Они прошли не более километра, они страдали не больше пятнадцати минут (гораздо меньше, чем многие из тех, кого они обрекли на смерть), их никто и пальцем не тронул – но они были мертвы. Заплетающейся походкой зомби вошли они в Золотые врата, и, повинуясь безмолвным жестам караула, свернули налево. Мимо Красных ворот, вдоль притвора Соломона, проковыляли они скорбной колонной в южную часть двора язычников и рухнули – уже без порядка – на приготовленные стулья. Солнце стояло в зените, солнце палило, но никто из них не решился покрыть свою голову. Горло у всех пересохло, как Евфрат в пустыне, над которой только вчера пролетал Маркашов, но никто не просил воды.

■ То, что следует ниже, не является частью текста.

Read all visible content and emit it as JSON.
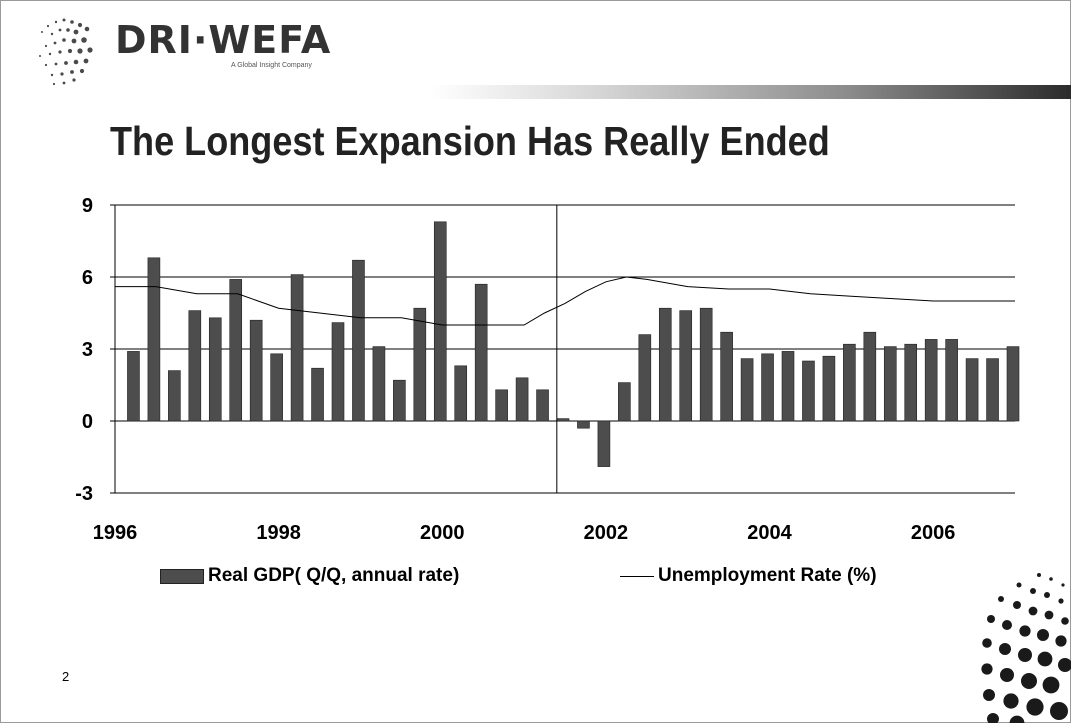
{
  "logo": {
    "name": "DRI·WEFA",
    "tagline": "A Global Insight Company"
  },
  "slide": {
    "title": "The Longest Expansion Has Really Ended",
    "number": "2"
  },
  "colors": {
    "bar": "#4d4d4d",
    "line": "#000000",
    "gridline": "#000000",
    "header_band_dark": "#2b2b2b"
  },
  "chart_data": {
    "type": "bar",
    "title": "",
    "xlabel": "",
    "ylabel": "",
    "ylim": [
      -3,
      9
    ],
    "yticks": [
      "9",
      "6",
      "3",
      "0",
      "-3"
    ],
    "xticks": [
      "1996",
      "1998",
      "2000",
      "2002",
      "2004",
      "2006"
    ],
    "xlim": [
      1996,
      2007
    ],
    "grid": true,
    "marker_line_x": 2001.4,
    "legend_position": "bottom",
    "series": [
      {
        "name": "Real GDP( Q/Q, annual rate)",
        "type": "bar",
        "x": [
          1996.25,
          1996.5,
          1996.75,
          1997.0,
          1997.25,
          1997.5,
          1997.75,
          1998.0,
          1998.25,
          1998.5,
          1998.75,
          1999.0,
          1999.25,
          1999.5,
          1999.75,
          2000.0,
          2000.25,
          2000.5,
          2000.75,
          2001.0,
          2001.25,
          2001.5,
          2001.75,
          2002.0,
          2002.25,
          2002.5,
          2002.75,
          2003.0,
          2003.25,
          2003.5,
          2003.75,
          2004.0,
          2004.25,
          2004.5,
          2004.75,
          2005.0,
          2005.25,
          2005.5,
          2005.75,
          2006.0,
          2006.25,
          2006.5,
          2006.75,
          2007.0
        ],
        "values": [
          2.9,
          6.8,
          2.1,
          4.6,
          4.3,
          5.9,
          4.2,
          2.8,
          6.1,
          2.2,
          4.1,
          6.7,
          3.1,
          1.7,
          4.7,
          8.3,
          2.3,
          5.7,
          1.3,
          1.8,
          1.3,
          0.1,
          -0.3,
          -1.9,
          1.6,
          3.6,
          4.7,
          4.6,
          4.7,
          3.7,
          2.6,
          2.8,
          2.9,
          2.5,
          2.7,
          3.2,
          3.7,
          3.1,
          3.2,
          3.4,
          3.4,
          2.6,
          2.6,
          3.1
        ]
      },
      {
        "name": "Unemployment Rate (%)",
        "type": "line",
        "x": [
          1996.0,
          1996.5,
          1997.0,
          1997.5,
          1998.0,
          1998.5,
          1999.0,
          1999.5,
          2000.0,
          2000.5,
          2001.0,
          2001.25,
          2001.5,
          2001.75,
          2002.0,
          2002.25,
          2002.5,
          2003.0,
          2003.5,
          2004.0,
          2004.5,
          2005.0,
          2005.5,
          2006.0,
          2006.5,
          2007.0
        ],
        "values": [
          5.6,
          5.6,
          5.3,
          5.3,
          4.7,
          4.5,
          4.3,
          4.3,
          4.0,
          4.0,
          4.0,
          4.5,
          4.9,
          5.4,
          5.8,
          6.0,
          5.9,
          5.6,
          5.5,
          5.5,
          5.3,
          5.2,
          5.1,
          5.0,
          5.0,
          5.0
        ]
      }
    ]
  }
}
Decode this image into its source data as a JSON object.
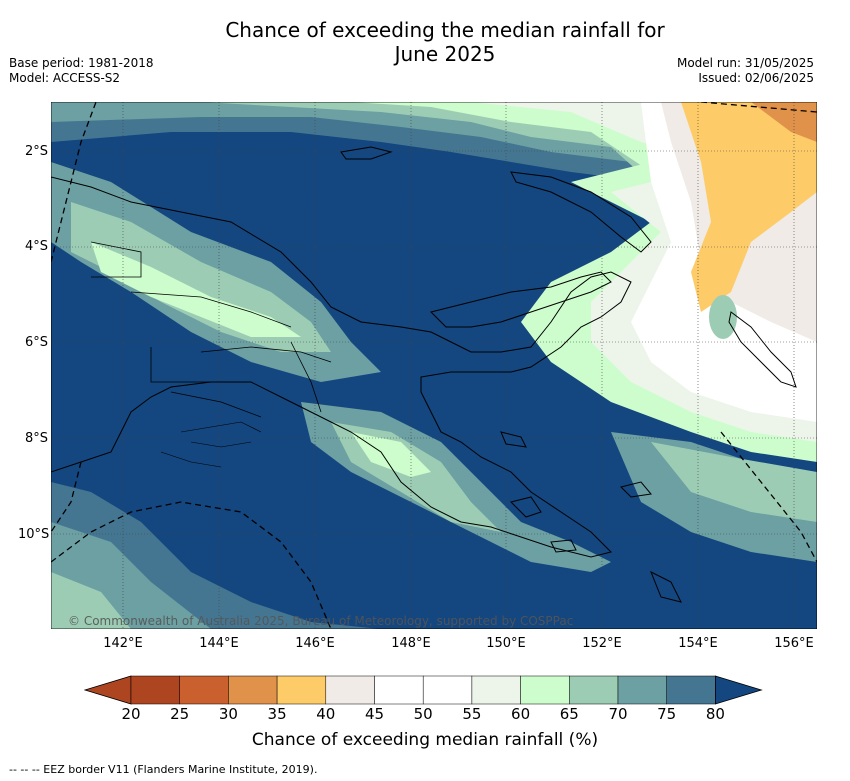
{
  "title_line1": "Chance of exceeding the median rainfall for",
  "title_line2": "June 2025",
  "base_period": "Base period: 1981-2018",
  "model": "Model: ACCESS-S2",
  "model_run": "Model run: 31/05/2025",
  "issued": "Issued: 02/06/2025",
  "copyright": "© Commonwealth of Australia 2025, Bureau of Meteorology, supported by COSPPac",
  "latitude_labels": [
    "2°S",
    "4°S",
    "6°S",
    "8°S",
    "10°S"
  ],
  "longitude_labels": [
    "142°E",
    "144°E",
    "146°E",
    "148°E",
    "150°E",
    "152°E",
    "154°E",
    "156°E"
  ],
  "colorbar": {
    "ticks": [
      "20",
      "25",
      "30",
      "35",
      "40",
      "45",
      "50",
      "55",
      "60",
      "65",
      "70",
      "75",
      "80"
    ],
    "label": "Chance of exceeding median rainfall (%)",
    "colors": [
      "#ae4521",
      "#c9602e",
      "#e0914a",
      "#fdcc68",
      "#f0ebe6",
      "#ffffff",
      "#ffffff",
      "#edf5eb",
      "#cdfdcc",
      "#9ccdb4",
      "#6ca0a3",
      "#457691",
      "#14467f"
    ],
    "under_color": "#ae4521",
    "over_color": "#14467f"
  },
  "eez_note": "--  --  -- EEZ border V11 (Flanders Marine Institute, 2019)."
}
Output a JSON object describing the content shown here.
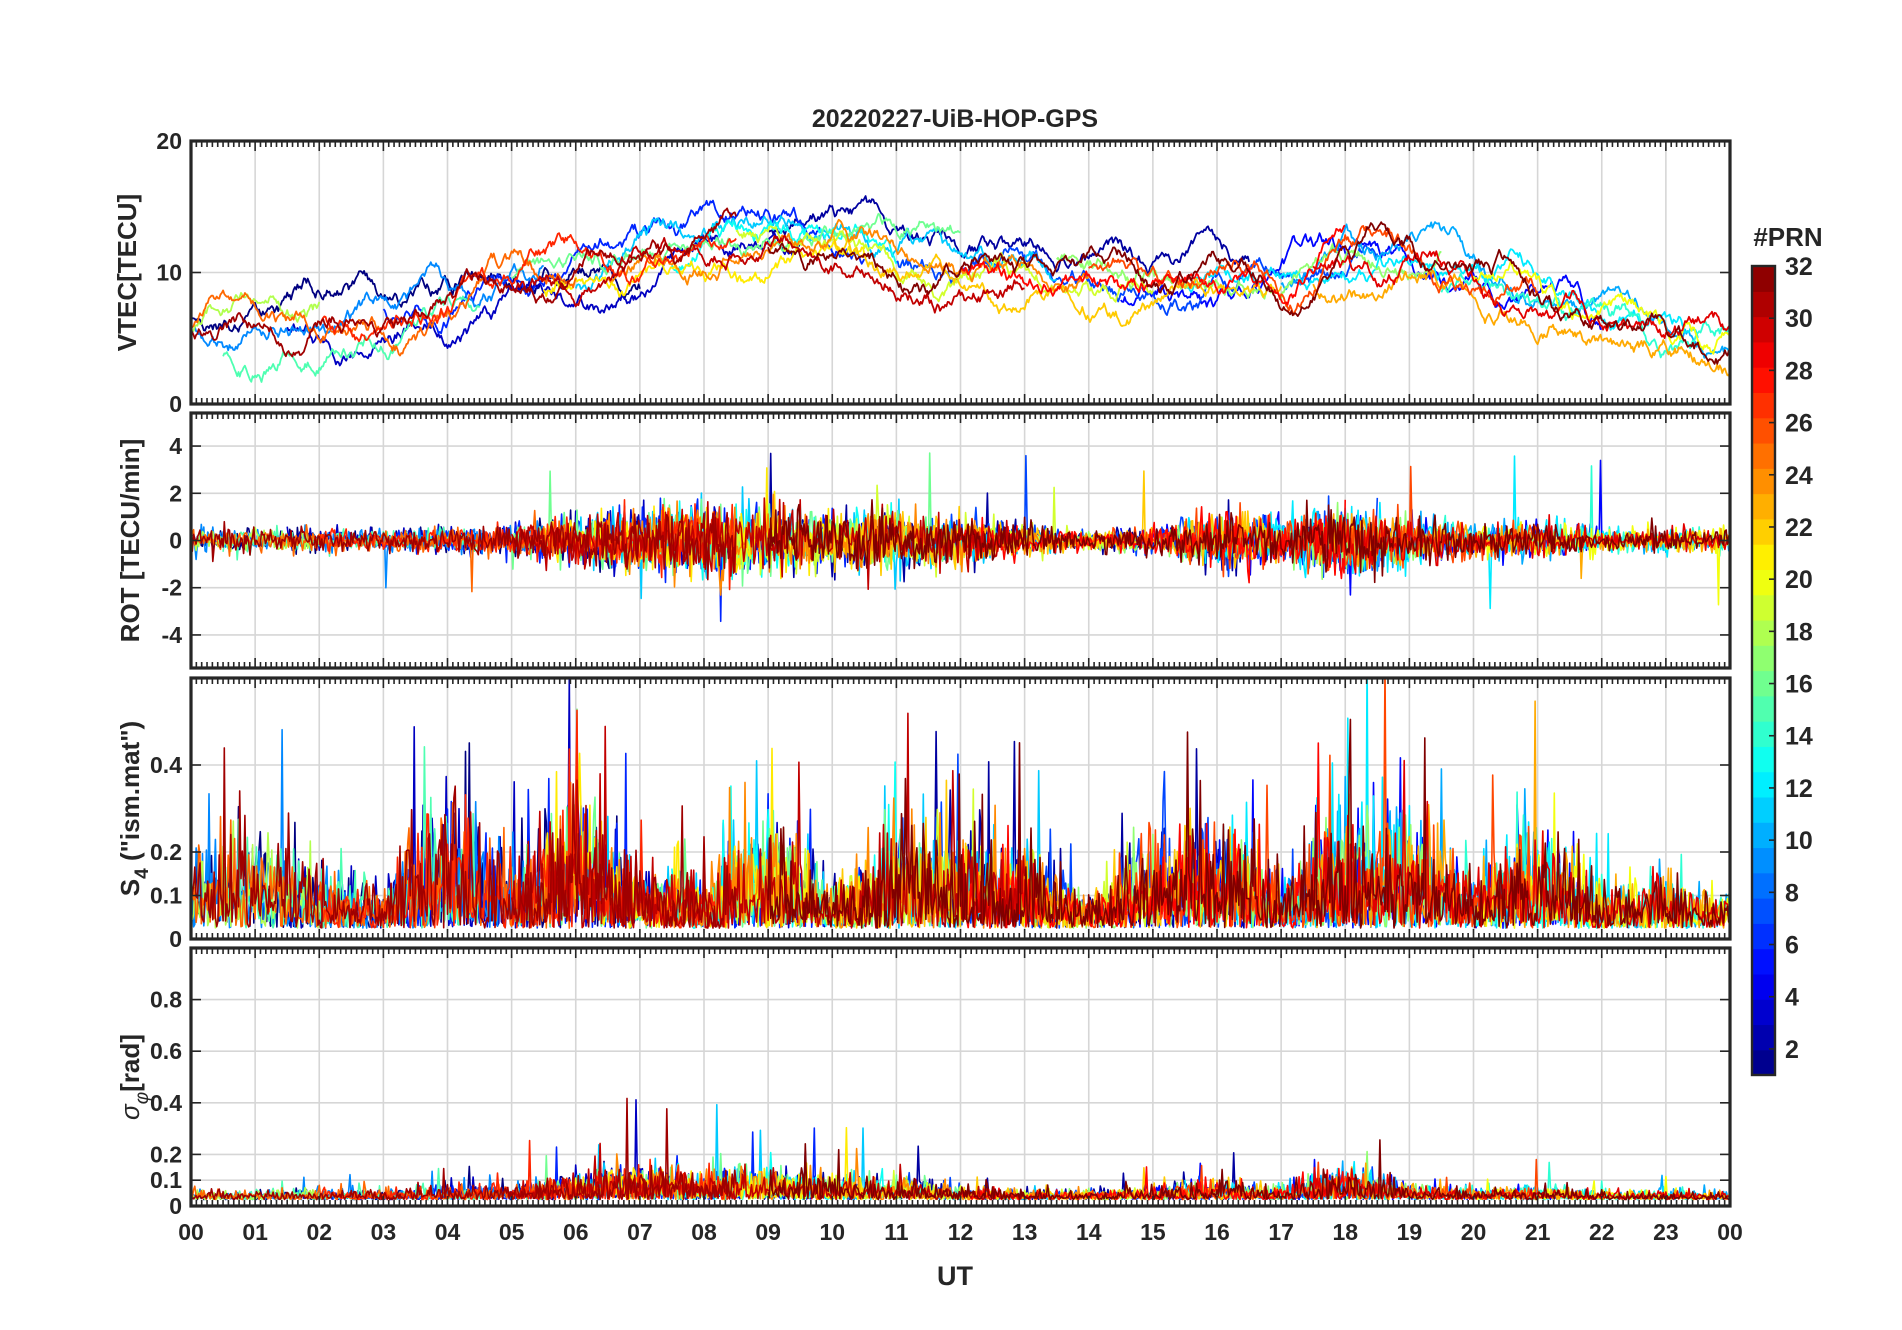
{
  "chart_data": {
    "type": "line",
    "title": "20220227-UiB-HOP-GPS",
    "xlabel": "UT",
    "x_ticks": [
      "00",
      "01",
      "02",
      "03",
      "04",
      "05",
      "06",
      "07",
      "08",
      "09",
      "10",
      "11",
      "12",
      "13",
      "14",
      "15",
      "16",
      "17",
      "18",
      "19",
      "20",
      "21",
      "22",
      "23",
      "00"
    ],
    "xlim": [
      0,
      24
    ],
    "colorbar": {
      "label": "#PRN",
      "range": [
        1,
        32
      ],
      "ticks": [
        "2",
        "4",
        "6",
        "8",
        "10",
        "12",
        "14",
        "16",
        "18",
        "20",
        "22",
        "24",
        "26",
        "28",
        "30",
        "32"
      ],
      "colormap": "jet"
    },
    "panels": [
      {
        "key": "vtec",
        "ylabel": "VTEC[TECU]",
        "ylim": [
          0,
          20
        ],
        "ytick_values": [
          0,
          10,
          20
        ],
        "ytick_labels": [
          "0",
          "10",
          "20"
        ],
        "grid": true,
        "envelope": {
          "hours": [
            0,
            1,
            2,
            3,
            4,
            5,
            6,
            7,
            8,
            9,
            10,
            11,
            12,
            13,
            14,
            15,
            16,
            17,
            18,
            19,
            20,
            21,
            22,
            23,
            24
          ],
          "base": [
            5.2,
            5.6,
            6.3,
            6.6,
            7.2,
            8.6,
            9.6,
            10.6,
            11.8,
            12.6,
            12.6,
            11.2,
            10.2,
            9.6,
            9.2,
            8.6,
            8.6,
            8.6,
            10.6,
            10.6,
            9.6,
            8.6,
            6.6,
            5.2,
            4.4
          ]
        },
        "noise": 1.9
      },
      {
        "key": "rot",
        "ylabel": "ROT [TECU/min]",
        "ylim": [
          -5.4,
          5.4
        ],
        "ytick_values": [
          -4,
          -2,
          0,
          2,
          4
        ],
        "ytick_labels": [
          "-4",
          "-2",
          "0",
          "2",
          "4"
        ],
        "grid": true,
        "envelope": {
          "hours": [
            0,
            1,
            2,
            3,
            4,
            5,
            6,
            7,
            8,
            9,
            10,
            11,
            12,
            13,
            14,
            15,
            16,
            17,
            18,
            19,
            20,
            21,
            22,
            23,
            24
          ],
          "base": [
            0.35,
            0.35,
            0.3,
            0.3,
            0.35,
            0.45,
            0.7,
            0.85,
            1.1,
            0.9,
            0.8,
            0.8,
            0.7,
            0.45,
            0.25,
            0.35,
            0.8,
            0.7,
            1.0,
            0.7,
            0.45,
            0.45,
            0.35,
            0.3,
            0.3
          ]
        }
      },
      {
        "key": "s4",
        "ylabel": "S4 (\"ism.mat\")",
        "ylabel_main": "S",
        "ylabel_sub": "4",
        "ylabel_rest": " (\"ism.mat\")",
        "ylim": [
          0,
          0.6
        ],
        "ytick_values": [
          0,
          0.1,
          0.2,
          0.4
        ],
        "ytick_labels": [
          "0",
          "0.1",
          "0.2",
          "0.4"
        ],
        "grid": true,
        "envelope": {
          "hours": [
            0,
            1,
            2,
            3,
            4,
            5,
            6,
            7,
            8,
            9,
            10,
            11,
            12,
            13,
            14,
            15,
            16,
            17,
            18,
            19,
            20,
            21,
            22,
            23,
            24
          ],
          "base": [
            0.14,
            0.2,
            0.12,
            0.08,
            0.28,
            0.12,
            0.26,
            0.12,
            0.1,
            0.22,
            0.08,
            0.18,
            0.2,
            0.16,
            0.06,
            0.18,
            0.22,
            0.1,
            0.24,
            0.22,
            0.1,
            0.2,
            0.08,
            0.1,
            0.06
          ]
        }
      },
      {
        "key": "sigphi",
        "ylabel": "σφ[rad]",
        "ylabel_sigma": "σ",
        "ylabel_sub": "φ",
        "ylabel_rest": "[rad]",
        "ylim": [
          0,
          1
        ],
        "ytick_values": [
          0,
          0.1,
          0.2,
          0.4,
          0.6,
          0.8
        ],
        "ytick_labels": [
          "0",
          "0.1",
          "0.2",
          "0.4",
          "0.6",
          "0.8"
        ],
        "grid": true,
        "envelope": {
          "hours": [
            0,
            1,
            2,
            3,
            4,
            5,
            6,
            7,
            8,
            9,
            10,
            11,
            12,
            13,
            14,
            15,
            16,
            17,
            18,
            19,
            20,
            21,
            22,
            23,
            24
          ],
          "base": [
            0.04,
            0.04,
            0.05,
            0.04,
            0.06,
            0.07,
            0.12,
            0.16,
            0.13,
            0.14,
            0.1,
            0.1,
            0.06,
            0.04,
            0.04,
            0.06,
            0.09,
            0.06,
            0.14,
            0.07,
            0.05,
            0.06,
            0.04,
            0.04,
            0.04
          ]
        }
      }
    ],
    "series": [
      {
        "name": "PRN 1",
        "prn": 1,
        "start": 0.0,
        "end": 7.0
      },
      {
        "name": "PRN 2",
        "prn": 2,
        "start": 9.0,
        "end": 16.5
      },
      {
        "name": "PRN 3",
        "prn": 3,
        "start": 1.5,
        "end": 9.5
      },
      {
        "name": "PRN 5",
        "prn": 5,
        "start": 14.5,
        "end": 22.0
      },
      {
        "name": "PRN 6",
        "prn": 6,
        "start": 3.0,
        "end": 10.5
      },
      {
        "name": "PRN 7",
        "prn": 7,
        "start": 11.0,
        "end": 18.5
      },
      {
        "name": "PRN 9",
        "prn": 9,
        "start": 0.0,
        "end": 5.5
      },
      {
        "name": "PRN 10",
        "prn": 10,
        "start": 17.0,
        "end": 24.0
      },
      {
        "name": "PRN 11",
        "prn": 11,
        "start": 6.0,
        "end": 13.5
      },
      {
        "name": "PRN 12",
        "prn": 12,
        "start": 15.5,
        "end": 23.5
      },
      {
        "name": "PRN 13",
        "prn": 13,
        "start": 7.5,
        "end": 11.0
      },
      {
        "name": "PRN 14",
        "prn": 14,
        "start": 19.5,
        "end": 24.0
      },
      {
        "name": "PRN 15",
        "prn": 15,
        "start": 0.5,
        "end": 4.5
      },
      {
        "name": "PRN 16",
        "prn": 16,
        "start": 5.0,
        "end": 12.0
      },
      {
        "name": "PRN 17",
        "prn": 17,
        "start": 13.5,
        "end": 19.5
      },
      {
        "name": "PRN 18",
        "prn": 18,
        "start": 0.0,
        "end": 2.0
      },
      {
        "name": "PRN 19",
        "prn": 19,
        "start": 8.5,
        "end": 15.0
      },
      {
        "name": "PRN 20",
        "prn": 20,
        "start": 20.0,
        "end": 24.0
      },
      {
        "name": "PRN 21",
        "prn": 21,
        "start": 5.5,
        "end": 10.5
      },
      {
        "name": "PRN 22",
        "prn": 22,
        "start": 10.0,
        "end": 17.0
      },
      {
        "name": "PRN 23",
        "prn": 23,
        "start": 17.5,
        "end": 24.0
      },
      {
        "name": "PRN 24",
        "prn": 24,
        "start": 6.5,
        "end": 14.0
      },
      {
        "name": "PRN 25",
        "prn": 25,
        "start": 0.0,
        "end": 6.0
      },
      {
        "name": "PRN 26",
        "prn": 26,
        "start": 14.0,
        "end": 21.0
      },
      {
        "name": "PRN 27",
        "prn": 27,
        "start": 2.0,
        "end": 8.5
      },
      {
        "name": "PRN 28",
        "prn": 28,
        "start": 12.0,
        "end": 18.0
      },
      {
        "name": "PRN 29",
        "prn": 29,
        "start": 17.5,
        "end": 24.0
      },
      {
        "name": "PRN 30",
        "prn": 30,
        "start": 5.0,
        "end": 13.0
      },
      {
        "name": "PRN 31",
        "prn": 31,
        "start": 0.0,
        "end": 8.5
      },
      {
        "name": "PRN 32",
        "prn": 32,
        "start": 9.0,
        "end": 24.0
      }
    ]
  }
}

Лишь один, в архиерейской шапке, давно, еще на подходе к толпе, сунувший в рот кусок бабль-гумма[4], дабы устранить запах и иные последствия вчерашнего президентского приема, и не решившийся выплюнуть жвачку на священные плиты, усердно водил челюстями из стороны в сторону, уставившись остекленевшими глазами в спину сидящего перед ним человека в белом клобуке. Во рту у него была слюна, он был счастлив.
Когда из Царского притвора вышел Емануил бен Давид, весь в красно-голубом, затканный золотом, в переднике, сияющем двенадцатью драгоценными камнями, все присутствовавшие рухнули со стульев навзничь прямо на мраморные плиты двора, под ноги своего властелина. Маркашов стоял над буграми обтянутых одеждой спин и молча глядел на своего бывшего боевого товарища. Полуденное солнце било Емануилу в спину, воспламеняя золотой зубчатый обод, одетый на луковицу первосвященнической шапки, тускло отсвечивало на лбу, в золотой дощечке кидара…
Глаза его, хоть и были в тени, горели как два ярких угля, с которых сдули пепел.
– На колени! – яростно рявкнул он, и рев его вознесся над двором, и, перелетев стену, поразил ужасом толпу. Ряд за рядом, сотня за сотней, тысяча за тысячей, все рушились ниц – словно взрывная волна прошла по толпе, валя их наземь. И тишина охватила вселенную.
В центре вселенной был Иерусалим. В центре Иерусалима – храм. В нем и вокруг – мириады согбенных спин. И только двое стояли, глядя в глаза друг другу.
Вечность спустя Емануил поднял руку, и по этому знаку длиннополый служитель вытащил из притвора кожаный мешок, пахнущий смертью. Дернул веревку, распустил горловину и вытряхнул под ноги владыки две человеческие головы, покрытые грязью и черной, как смола, запекшейся кровью. Две головы. Два командующих. Две армии.
Емануил лениво пошевелил правую носком черного, до блеска начищенного ботинка, отпихнул ее от себя, и, уже поворачиваясь, чтобы уйти, негромко сказал:
– Взять его!
В шесть утра уже давно рассвело. Ночь, проведенная в тюрьме, впервые за три дня освежила Маркашова. Никто не заставлял его идти крестным путем с крестом на плече, никто не хлестал бичом, не толкал древком копья. До места казни генерала довезли на бронированной полицейской машине, чудовищной как сон наркомана: с выпирающей стрелой небольшого подъемного крана, с парочкой пулеметов, торчащих из узких щелей бронеплит, с лебедками, щитками, антеннами, разбрызгивателем несмываемой краски и водяной пушкой на крыше.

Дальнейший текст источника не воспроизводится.